D’où la succession de mensonges, les documents truqués, les erreurs à répétition, l’obsession de la “communication” pour contrôler le récit officiel, le détournement des moyens de l’Etat et une situation qui finit -peu à peu- par leur échapper.
Bref : une tragédie humaine à la fois très complexe et très simple.
POST-SCRIPTUM
La mère d’Emmanuel Macron, Françoise Noguès, travaillait comme médecin-conseil à la Sécurité Sociale.
“La référente conseil national, le docteur François Macron Noguès, il faut le dire, la mère du président actuel, qui a fait un travail faramineux, qui a suivi toutes sortes de générations de gens comme moi“, déclare Alexandra Brazzainville (le 17 février 2025).

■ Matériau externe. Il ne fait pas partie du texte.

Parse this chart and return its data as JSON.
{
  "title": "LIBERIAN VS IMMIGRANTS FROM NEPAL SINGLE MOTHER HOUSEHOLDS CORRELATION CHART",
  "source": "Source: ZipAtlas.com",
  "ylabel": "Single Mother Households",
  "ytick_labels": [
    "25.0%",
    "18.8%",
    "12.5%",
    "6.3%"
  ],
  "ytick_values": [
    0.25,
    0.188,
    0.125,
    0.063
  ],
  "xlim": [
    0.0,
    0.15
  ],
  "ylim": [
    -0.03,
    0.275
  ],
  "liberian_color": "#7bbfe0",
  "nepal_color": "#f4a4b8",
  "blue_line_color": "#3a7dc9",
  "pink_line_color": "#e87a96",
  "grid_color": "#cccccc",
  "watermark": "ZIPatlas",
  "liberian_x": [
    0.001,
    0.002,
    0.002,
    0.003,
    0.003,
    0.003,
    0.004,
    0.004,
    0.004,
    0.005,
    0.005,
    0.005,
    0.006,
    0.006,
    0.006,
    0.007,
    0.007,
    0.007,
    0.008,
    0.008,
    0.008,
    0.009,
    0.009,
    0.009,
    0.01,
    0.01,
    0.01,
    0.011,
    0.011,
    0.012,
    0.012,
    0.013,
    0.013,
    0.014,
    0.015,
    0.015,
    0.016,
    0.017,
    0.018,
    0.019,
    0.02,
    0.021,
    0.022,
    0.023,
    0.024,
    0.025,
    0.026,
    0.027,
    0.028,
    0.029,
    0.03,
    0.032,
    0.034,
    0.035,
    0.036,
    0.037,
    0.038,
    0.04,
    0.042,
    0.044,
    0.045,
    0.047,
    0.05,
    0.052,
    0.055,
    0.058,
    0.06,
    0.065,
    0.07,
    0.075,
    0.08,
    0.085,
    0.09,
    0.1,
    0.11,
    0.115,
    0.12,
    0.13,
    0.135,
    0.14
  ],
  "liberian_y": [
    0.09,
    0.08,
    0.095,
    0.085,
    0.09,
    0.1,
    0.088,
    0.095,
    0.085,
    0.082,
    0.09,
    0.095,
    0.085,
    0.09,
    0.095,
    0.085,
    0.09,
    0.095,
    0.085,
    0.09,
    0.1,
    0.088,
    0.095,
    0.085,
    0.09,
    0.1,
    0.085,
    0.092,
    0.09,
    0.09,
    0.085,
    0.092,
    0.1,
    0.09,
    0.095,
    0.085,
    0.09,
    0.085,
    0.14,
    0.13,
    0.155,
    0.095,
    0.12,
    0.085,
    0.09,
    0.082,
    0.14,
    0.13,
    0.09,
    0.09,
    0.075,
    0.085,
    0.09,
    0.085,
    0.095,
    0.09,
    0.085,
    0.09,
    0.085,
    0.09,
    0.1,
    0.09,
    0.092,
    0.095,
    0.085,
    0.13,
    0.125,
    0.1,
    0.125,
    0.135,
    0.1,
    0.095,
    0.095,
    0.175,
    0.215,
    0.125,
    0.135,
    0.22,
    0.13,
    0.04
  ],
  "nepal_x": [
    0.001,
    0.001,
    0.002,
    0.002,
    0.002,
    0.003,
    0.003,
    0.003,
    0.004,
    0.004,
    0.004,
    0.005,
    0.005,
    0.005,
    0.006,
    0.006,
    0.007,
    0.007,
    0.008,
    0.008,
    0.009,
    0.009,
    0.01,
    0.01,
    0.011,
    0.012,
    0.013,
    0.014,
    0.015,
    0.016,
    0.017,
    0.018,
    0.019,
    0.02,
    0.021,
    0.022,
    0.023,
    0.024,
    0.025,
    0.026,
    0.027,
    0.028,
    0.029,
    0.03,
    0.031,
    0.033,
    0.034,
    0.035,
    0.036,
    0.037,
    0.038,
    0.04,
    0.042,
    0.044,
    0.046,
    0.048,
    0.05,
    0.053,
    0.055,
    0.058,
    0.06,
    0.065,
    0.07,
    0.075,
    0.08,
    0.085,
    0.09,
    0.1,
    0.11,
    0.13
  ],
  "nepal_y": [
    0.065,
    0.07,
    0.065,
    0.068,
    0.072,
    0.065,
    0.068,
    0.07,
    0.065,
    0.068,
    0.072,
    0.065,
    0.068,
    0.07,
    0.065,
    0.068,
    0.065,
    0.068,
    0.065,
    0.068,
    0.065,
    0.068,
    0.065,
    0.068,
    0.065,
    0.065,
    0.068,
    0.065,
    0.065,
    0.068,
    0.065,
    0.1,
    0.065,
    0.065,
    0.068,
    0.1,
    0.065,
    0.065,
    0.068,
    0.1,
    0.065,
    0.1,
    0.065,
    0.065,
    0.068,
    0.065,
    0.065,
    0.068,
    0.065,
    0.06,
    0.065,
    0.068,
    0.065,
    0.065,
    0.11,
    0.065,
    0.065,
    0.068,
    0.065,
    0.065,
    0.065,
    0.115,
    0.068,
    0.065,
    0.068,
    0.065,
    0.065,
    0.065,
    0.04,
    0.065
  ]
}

Françoise Noguès a également aidé l’hermaphrodite Sylvaine Telesfort à se faire opérer à l’âge de 47 ans en 2004 (et des dizaines d’autres selon Alexandra Brazzainville).
Enième coïncidence…
Enfin, un propos -terrible- rapporté par Alexandra Brazzainville. Elle parle à Laurence Auzière (2ème fille de Brigitte Macron, cardiologue de profession) :
je lui dis : “ta maman ça a toujours été une maman ?”
elle me répond : “ça a toujours été ma référente maternelle. Elle nous a toujours élevés en qualité de mère. Le reste ça ne regarde personne”.